What better way to attract new quality drivers than to ignore the ideas, needs and wishes of the ones who are already here?
"The great enemy of clear language is insincerity," George Orwell.
And, I might add - insincerity is the great enemy of pure action as well.
Vice Chair Cheryl Brinkman initiated the vote on Heinicke's Plan at the last Board meeting by saying,
"we've heard enough,"
when she couldn't possibly have read so much as a word of the Taxi Advisory Council report.
In a strange way, of course, she was right. There was no point in listening to anything cab drivers might say or think. Brinkman and the rest of the Board members clearly had already voted before they walked into the meeting room.
Or, as Director Malcolm Heinicke wrote in a May 17, 2012 e-mail that went to Roberta Boomer, Tom Nolan and Cheryl Brinkman with a Cc to Ed Reiskin:
"... most of all we all need to come to agreement on this (the MTA's plan) as best we can BEFORE IT IS FORMALLY PROPOSED." (my capitalization)
"If that means we need to move this piece of the overall package to a latter meeting, so be it, but we need to get our agreed plan and then sell the Mayor and the Supes."

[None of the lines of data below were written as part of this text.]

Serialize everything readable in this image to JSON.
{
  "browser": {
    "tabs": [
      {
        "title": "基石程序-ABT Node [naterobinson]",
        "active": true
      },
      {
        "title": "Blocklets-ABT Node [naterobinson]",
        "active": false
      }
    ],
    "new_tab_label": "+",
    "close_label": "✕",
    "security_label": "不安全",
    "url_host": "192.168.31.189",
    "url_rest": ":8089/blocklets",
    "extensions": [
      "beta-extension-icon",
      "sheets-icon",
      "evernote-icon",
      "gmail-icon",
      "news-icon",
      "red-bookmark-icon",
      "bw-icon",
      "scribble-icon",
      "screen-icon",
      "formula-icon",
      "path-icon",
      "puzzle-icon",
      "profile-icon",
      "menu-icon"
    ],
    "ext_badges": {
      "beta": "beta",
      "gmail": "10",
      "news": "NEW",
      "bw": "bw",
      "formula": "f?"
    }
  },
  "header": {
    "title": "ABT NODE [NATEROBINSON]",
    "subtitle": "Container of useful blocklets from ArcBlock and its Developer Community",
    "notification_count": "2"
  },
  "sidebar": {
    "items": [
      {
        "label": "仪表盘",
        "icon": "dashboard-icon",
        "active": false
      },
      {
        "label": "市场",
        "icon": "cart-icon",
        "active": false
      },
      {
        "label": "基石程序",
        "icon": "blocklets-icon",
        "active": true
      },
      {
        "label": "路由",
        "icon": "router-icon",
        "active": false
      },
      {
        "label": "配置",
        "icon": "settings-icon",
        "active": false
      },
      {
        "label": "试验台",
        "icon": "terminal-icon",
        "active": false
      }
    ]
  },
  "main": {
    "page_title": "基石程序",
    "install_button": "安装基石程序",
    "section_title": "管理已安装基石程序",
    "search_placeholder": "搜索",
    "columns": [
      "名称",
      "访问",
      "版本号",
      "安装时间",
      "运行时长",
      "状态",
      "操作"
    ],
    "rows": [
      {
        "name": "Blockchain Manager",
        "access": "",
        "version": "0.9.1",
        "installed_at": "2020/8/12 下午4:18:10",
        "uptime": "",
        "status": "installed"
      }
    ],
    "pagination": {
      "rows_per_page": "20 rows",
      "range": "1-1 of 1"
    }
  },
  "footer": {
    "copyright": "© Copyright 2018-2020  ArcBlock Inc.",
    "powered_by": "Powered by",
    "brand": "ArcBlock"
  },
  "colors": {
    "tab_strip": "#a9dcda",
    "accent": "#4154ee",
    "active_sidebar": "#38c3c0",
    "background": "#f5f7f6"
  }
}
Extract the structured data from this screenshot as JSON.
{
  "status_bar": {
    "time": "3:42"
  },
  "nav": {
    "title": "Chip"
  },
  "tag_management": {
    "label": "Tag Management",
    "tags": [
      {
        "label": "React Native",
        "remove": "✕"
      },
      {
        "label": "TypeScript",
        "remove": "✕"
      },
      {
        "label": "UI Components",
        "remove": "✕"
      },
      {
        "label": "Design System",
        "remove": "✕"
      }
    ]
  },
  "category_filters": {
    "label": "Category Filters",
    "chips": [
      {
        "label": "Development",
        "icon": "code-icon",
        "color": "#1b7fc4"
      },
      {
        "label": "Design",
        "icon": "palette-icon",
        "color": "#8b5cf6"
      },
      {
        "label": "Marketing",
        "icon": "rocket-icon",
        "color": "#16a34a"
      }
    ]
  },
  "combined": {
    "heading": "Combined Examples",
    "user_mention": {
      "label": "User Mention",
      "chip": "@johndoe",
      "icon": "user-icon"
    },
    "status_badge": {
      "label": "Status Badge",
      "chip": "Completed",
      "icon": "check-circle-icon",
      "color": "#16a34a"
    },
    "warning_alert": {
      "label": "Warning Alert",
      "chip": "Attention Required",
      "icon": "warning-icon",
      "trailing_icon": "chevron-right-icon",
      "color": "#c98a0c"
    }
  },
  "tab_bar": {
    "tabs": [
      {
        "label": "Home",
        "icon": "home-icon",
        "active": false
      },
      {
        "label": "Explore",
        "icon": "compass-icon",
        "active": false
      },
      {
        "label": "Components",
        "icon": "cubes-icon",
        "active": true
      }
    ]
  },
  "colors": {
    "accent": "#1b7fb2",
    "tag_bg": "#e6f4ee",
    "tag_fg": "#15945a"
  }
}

Earlier in the same e-mail Heinicke showed sincere feeling when wrote,
"... Chris is significantly limiting the revenue to the MTA and sending more to the amorphous Drivers's fund. I understand why she is doing this but it is not good policy in my view. The MTA should get revenue. And, if we do not push for that, we are sacrificing the needs of the City to placate a few cab drivers."